Shawnee County District Court Judge Larry Hendricks has issued a temporary block on a Kansas law banning the dilation & evacuation method of abortion, the Associated Press reports. Hailed by pro-lifers as America’s first dismemberment abortion ban, the law was enacted in April to end what a spokesman for Governor Sam Brownback calls a “horrific procedure.”
Earlier this month, the pro-abortion Center for Reproductive Rights sued the state, claiming the law would limit women to riskier methods of abortion, even though only 9 percent of Kansas abortions were D&E procedures last year. The state’s attorneys have argued that because the ban only applies to dismembering live babies and allows removing an already-dead fetus’ limbs separately, it should not be difficult for abortionists to comply.

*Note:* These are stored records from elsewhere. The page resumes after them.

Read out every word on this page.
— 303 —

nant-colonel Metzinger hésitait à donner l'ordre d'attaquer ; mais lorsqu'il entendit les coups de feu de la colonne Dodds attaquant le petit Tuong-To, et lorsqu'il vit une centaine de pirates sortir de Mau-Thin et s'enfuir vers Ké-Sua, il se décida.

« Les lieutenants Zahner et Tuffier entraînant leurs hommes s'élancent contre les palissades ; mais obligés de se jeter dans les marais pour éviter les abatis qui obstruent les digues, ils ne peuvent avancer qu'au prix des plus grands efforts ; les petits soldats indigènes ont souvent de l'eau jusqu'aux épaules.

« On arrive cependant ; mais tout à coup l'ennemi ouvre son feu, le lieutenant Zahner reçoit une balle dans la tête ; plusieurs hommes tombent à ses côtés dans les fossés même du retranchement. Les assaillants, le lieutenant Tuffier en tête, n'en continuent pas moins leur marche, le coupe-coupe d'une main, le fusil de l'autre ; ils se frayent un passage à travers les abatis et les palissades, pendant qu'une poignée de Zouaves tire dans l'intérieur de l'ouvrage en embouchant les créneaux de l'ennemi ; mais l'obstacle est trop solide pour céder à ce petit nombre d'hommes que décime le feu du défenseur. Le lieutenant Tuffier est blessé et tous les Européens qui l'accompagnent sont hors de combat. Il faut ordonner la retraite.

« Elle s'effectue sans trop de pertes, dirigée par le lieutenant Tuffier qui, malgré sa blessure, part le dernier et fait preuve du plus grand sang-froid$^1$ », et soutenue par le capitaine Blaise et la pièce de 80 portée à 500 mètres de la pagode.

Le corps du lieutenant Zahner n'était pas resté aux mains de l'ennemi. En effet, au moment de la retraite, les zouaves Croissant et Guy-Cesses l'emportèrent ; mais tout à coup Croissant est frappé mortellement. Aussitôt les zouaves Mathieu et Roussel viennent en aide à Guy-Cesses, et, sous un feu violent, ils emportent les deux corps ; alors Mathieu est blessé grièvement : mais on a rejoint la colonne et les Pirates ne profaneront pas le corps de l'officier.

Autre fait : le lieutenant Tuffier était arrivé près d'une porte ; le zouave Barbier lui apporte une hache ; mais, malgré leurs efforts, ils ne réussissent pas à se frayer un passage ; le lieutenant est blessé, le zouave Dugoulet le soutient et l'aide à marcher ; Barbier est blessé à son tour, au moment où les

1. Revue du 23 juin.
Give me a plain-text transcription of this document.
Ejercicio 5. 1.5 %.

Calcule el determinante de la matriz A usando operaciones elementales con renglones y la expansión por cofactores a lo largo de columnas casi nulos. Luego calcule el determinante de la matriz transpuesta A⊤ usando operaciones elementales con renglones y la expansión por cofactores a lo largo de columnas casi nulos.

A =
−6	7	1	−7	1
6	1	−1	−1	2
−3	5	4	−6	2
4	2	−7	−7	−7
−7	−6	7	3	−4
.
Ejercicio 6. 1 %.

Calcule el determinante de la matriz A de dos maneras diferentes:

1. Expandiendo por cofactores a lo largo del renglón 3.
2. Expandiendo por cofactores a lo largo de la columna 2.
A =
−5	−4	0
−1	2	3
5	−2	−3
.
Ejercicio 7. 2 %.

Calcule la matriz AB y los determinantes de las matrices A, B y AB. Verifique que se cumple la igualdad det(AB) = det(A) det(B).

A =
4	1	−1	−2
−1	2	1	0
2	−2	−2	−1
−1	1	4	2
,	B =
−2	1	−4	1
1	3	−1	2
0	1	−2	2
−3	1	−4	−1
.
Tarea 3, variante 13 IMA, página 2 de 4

Judge Hendricks has not yet officially ruled on the merits of the law, though his declarations that the Kansas state constitution contains a right to abortion and that alternatives to D&E “do not appear to be medically necessary or reasonable” suggest he may lean against it. This would set the stage for a federal appeals court decision, and potentially a consideration by the United States Supreme Court.
A week after the enactment of the Kansas law, Oklahoma became the second state to pass a dismemberment abortion ban. As Live Action News previously covered, abortion defenders insist “dismemberment abortion” is “medically inaccurate language,” even though the National Abortion Federation’s own materials describe “separating” “fetal parts,” matching the dictionary definition of “dismember.”